Şarkı arasında bir ara durdu ve 'vogue' pozu verdi, kendisinden hiç beklemediğim bir şekilde iki kelime Türkçe söyledi. Söylemeseydi daha iyiydi, çünkü bunu pek samimi bulmuyorum. Onun dışında pek de konuşmadı, zaten konser ortamı pek de samimi değildi. Tabii bunda büyük pay organizatörlerde de olabilir. Pek fazla alkış yok, şarkılara eşlik yok, hatta Gainsbourg'un ''ça va?''sı bile havada kaldı. Ruhsuz VIPlerin sahne önünü kitlemesinden O da rahatsız olmuş olacak ki en sonunda bütün alanı sahne önüne çağırdı, sonuç olarak iki tarafın da eğlenmesine sebep olan Charlotte aslında yine de tüm gece boyunca 'merhaba ben aslında zoraki şarkı söylüyorum' gibi duruyordu. Fransız karizması ve cool havasından mıdır bilmem ama şarkı sonlarında teşekkür edip, gülümsemese onun yerine bir robotun şarkı söylediğini pardon mırıldandığını düşünebilirdik. Evet, itiraf etmeliyim sanki biraz mıymıntı mıydı? Yine de izlediğim konserler arasında kesinlikle ilk üçte demeden de alamıyorum kendimi. Bilemedim, aklım çok karışık. Sanırım Charlotte'a o kadar hayranım ki, lady Balmain pozuyla karşımda durmasından bile etkilenmiş olabilirim. Sonuç olarak bucket list'imden bir isim daha eksildi. 

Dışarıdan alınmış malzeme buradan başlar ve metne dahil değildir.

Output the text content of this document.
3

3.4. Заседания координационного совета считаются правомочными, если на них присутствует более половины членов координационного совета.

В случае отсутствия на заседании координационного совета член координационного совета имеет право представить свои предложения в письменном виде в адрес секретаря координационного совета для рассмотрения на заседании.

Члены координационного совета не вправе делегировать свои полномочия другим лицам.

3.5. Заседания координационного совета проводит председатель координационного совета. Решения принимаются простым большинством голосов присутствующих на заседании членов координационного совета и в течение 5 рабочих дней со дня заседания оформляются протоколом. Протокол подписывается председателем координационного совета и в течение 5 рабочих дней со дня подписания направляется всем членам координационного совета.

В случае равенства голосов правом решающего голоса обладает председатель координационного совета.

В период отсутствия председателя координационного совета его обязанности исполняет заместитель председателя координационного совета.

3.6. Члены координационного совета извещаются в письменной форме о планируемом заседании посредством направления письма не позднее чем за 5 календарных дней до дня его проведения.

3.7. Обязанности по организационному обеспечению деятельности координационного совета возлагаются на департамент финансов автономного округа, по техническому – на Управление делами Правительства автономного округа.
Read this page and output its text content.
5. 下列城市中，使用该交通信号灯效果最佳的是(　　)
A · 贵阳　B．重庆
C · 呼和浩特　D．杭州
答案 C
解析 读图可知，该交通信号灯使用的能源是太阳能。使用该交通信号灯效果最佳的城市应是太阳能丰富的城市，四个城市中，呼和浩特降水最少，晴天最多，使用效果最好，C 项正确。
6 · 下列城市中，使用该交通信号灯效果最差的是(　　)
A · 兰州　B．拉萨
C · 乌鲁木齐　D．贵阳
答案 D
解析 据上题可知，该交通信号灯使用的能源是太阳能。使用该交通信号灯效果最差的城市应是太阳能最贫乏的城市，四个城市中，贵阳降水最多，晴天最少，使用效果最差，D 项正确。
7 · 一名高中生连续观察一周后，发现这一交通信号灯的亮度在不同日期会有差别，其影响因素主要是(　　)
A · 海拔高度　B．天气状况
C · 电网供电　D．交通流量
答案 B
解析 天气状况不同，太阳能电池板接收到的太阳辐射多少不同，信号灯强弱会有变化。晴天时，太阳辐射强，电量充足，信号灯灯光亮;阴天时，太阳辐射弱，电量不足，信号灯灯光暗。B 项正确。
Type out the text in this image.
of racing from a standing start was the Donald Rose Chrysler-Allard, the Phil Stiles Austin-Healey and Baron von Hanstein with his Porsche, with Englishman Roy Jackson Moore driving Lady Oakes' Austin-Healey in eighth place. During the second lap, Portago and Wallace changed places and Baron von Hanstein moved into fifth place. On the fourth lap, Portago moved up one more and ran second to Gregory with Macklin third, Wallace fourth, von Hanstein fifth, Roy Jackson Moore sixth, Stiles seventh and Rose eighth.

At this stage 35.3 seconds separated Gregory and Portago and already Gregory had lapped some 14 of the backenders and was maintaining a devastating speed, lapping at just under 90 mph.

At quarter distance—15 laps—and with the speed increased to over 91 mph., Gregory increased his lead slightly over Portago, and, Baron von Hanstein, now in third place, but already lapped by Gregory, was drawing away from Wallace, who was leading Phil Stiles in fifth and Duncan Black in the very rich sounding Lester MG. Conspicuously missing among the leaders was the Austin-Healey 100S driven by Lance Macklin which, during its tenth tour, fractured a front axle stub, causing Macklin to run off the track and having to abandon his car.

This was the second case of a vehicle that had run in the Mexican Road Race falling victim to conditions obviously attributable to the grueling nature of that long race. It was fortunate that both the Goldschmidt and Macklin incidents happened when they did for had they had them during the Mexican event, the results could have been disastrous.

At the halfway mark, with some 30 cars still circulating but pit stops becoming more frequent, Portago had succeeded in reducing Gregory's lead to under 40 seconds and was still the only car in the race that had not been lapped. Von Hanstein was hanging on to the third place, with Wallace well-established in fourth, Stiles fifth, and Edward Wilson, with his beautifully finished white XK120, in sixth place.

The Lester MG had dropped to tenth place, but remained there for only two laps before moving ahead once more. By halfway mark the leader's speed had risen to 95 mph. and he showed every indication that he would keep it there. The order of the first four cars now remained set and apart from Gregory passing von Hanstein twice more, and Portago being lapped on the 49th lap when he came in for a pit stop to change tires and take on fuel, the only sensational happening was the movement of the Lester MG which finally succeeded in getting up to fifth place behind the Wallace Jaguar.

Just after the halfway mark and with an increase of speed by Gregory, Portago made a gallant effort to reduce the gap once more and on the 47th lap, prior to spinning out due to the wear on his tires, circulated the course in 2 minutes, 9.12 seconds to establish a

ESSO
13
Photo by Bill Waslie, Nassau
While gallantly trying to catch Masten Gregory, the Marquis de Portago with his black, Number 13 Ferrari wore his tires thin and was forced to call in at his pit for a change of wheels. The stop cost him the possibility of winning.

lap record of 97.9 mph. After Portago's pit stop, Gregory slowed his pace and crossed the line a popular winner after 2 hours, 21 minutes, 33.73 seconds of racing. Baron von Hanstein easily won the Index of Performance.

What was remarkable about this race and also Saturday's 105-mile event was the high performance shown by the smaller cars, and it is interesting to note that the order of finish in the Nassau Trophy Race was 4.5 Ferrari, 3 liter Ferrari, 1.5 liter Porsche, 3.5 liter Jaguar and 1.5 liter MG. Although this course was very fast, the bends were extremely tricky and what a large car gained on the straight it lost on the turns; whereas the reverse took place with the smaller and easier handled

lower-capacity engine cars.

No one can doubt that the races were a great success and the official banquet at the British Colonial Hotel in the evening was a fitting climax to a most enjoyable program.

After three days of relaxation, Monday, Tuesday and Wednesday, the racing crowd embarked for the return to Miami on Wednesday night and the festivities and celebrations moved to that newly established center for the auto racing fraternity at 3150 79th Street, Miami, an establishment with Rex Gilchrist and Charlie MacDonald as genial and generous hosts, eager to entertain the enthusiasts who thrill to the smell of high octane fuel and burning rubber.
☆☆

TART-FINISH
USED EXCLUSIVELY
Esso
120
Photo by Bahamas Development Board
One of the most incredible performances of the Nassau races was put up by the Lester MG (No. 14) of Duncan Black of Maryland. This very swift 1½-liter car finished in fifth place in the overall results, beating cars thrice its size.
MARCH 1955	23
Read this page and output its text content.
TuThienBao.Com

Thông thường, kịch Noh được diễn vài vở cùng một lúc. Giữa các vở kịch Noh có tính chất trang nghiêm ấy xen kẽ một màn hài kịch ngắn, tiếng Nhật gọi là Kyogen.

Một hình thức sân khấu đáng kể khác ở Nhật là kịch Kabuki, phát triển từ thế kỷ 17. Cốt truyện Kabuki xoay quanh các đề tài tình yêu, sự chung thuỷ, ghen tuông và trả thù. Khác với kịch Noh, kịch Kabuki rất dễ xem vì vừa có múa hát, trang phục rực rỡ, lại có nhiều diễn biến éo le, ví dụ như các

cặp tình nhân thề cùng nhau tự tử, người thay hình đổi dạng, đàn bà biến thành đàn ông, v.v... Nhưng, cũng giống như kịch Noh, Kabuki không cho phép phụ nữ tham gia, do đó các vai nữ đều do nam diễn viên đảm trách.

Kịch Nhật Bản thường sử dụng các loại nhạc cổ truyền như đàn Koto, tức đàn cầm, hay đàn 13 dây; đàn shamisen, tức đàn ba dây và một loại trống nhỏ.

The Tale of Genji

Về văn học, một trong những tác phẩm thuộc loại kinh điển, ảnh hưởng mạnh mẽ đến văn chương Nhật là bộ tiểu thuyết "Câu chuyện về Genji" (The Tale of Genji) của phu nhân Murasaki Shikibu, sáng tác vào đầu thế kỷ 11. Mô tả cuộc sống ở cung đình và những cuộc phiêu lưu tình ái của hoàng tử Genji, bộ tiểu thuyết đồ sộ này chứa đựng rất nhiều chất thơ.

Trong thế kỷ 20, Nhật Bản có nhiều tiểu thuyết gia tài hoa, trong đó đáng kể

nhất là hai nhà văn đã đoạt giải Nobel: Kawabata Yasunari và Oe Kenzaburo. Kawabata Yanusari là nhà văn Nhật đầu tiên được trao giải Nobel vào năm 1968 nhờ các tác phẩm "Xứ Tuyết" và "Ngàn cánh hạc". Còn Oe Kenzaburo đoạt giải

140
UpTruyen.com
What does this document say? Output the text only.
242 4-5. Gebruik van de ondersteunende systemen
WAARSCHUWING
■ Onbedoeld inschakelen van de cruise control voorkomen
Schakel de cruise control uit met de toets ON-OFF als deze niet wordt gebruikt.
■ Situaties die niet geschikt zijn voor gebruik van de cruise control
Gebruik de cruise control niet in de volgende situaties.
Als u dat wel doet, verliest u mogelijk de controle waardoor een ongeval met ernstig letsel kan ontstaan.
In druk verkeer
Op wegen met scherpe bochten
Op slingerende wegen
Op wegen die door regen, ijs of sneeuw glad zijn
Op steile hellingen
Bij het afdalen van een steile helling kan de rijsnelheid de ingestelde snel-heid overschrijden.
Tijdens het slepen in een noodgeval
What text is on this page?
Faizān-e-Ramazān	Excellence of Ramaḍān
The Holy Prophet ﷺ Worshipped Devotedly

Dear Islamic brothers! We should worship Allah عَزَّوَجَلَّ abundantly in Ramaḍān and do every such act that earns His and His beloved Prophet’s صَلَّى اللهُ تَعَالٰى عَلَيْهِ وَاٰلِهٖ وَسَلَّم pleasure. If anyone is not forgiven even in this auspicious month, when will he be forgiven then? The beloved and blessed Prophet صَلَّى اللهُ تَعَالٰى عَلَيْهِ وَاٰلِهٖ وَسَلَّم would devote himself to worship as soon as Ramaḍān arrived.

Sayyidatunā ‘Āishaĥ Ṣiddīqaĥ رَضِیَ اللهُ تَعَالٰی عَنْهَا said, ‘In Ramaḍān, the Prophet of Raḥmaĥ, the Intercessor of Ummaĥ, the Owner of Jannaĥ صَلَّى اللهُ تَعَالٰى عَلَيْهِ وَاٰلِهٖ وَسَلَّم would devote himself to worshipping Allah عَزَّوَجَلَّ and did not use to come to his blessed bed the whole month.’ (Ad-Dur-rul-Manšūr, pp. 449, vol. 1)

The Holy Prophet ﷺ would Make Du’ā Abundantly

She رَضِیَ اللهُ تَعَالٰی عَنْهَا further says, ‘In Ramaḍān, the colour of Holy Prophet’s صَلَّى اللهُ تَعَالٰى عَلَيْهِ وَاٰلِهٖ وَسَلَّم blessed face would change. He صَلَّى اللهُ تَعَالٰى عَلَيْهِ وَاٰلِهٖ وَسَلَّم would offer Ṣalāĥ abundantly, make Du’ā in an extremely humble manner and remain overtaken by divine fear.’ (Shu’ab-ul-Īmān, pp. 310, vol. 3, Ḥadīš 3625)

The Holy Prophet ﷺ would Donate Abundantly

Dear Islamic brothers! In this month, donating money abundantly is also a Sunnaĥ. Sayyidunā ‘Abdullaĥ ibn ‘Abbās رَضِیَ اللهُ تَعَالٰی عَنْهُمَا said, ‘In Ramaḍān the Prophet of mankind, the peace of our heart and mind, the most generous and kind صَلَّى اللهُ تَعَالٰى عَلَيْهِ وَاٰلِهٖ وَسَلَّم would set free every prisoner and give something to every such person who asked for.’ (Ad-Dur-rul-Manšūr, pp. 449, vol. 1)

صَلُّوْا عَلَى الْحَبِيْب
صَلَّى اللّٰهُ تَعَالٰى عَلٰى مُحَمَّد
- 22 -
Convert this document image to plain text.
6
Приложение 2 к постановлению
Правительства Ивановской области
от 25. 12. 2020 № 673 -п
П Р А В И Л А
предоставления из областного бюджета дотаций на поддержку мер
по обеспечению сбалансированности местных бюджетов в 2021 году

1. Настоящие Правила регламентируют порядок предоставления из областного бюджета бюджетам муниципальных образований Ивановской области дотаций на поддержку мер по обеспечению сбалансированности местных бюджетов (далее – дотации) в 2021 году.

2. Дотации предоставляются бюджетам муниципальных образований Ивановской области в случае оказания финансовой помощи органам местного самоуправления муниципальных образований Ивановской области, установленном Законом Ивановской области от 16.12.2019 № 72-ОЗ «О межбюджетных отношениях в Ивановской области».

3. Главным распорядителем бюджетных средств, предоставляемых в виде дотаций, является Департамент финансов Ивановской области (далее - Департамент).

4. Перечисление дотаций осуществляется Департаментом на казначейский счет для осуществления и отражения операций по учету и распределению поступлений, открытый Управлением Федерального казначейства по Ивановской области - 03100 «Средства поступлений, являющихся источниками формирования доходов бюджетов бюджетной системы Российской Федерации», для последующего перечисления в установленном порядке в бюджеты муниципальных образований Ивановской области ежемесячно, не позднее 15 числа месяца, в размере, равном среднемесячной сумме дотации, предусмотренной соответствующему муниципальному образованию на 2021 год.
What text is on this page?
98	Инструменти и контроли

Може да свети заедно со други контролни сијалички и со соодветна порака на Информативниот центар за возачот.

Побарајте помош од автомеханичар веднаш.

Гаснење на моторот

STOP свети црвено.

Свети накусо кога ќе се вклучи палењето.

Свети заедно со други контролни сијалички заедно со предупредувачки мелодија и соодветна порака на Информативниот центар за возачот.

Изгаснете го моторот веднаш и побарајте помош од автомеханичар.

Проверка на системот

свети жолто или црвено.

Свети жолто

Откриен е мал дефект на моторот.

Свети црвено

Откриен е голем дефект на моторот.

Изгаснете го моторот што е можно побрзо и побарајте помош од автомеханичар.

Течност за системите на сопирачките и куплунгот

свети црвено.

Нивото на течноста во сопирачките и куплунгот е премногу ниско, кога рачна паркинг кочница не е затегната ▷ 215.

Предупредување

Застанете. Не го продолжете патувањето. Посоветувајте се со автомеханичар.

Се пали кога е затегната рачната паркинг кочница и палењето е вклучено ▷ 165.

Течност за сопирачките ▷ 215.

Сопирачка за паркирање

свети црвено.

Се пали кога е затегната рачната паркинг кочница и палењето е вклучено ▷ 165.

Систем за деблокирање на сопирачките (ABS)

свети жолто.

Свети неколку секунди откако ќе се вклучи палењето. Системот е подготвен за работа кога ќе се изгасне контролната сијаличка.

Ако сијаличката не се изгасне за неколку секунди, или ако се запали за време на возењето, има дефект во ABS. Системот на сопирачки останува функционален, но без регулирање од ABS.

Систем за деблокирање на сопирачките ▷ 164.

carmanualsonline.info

'Stage Whisper'ın her ne kadar canlı kayıtlarından oluşan bölümünü sevsem de, o zaman da yazılmıştı zaten, 'Charlotte sesin mi var ki böyle şeylere kalkışıyorsun' diye? Sanırım biraz hakları vardı, ya da tüm suç ortamdaydı, belki onu da annesi gibi -nedense her ikisini karşılaştırmaktan geri alamıyorum kendimi- Babylon gibi daha sıcak bir ortamda dinleseydik fikirlerim daha değişik olabilirdi.

Tamam son söz: Bana kalsa sonuçtan memnun gibiyim, ama 'bir şey eksik o da enerji yok ki aramızda sinerji' genel olarak geceyi tanımlar gibi.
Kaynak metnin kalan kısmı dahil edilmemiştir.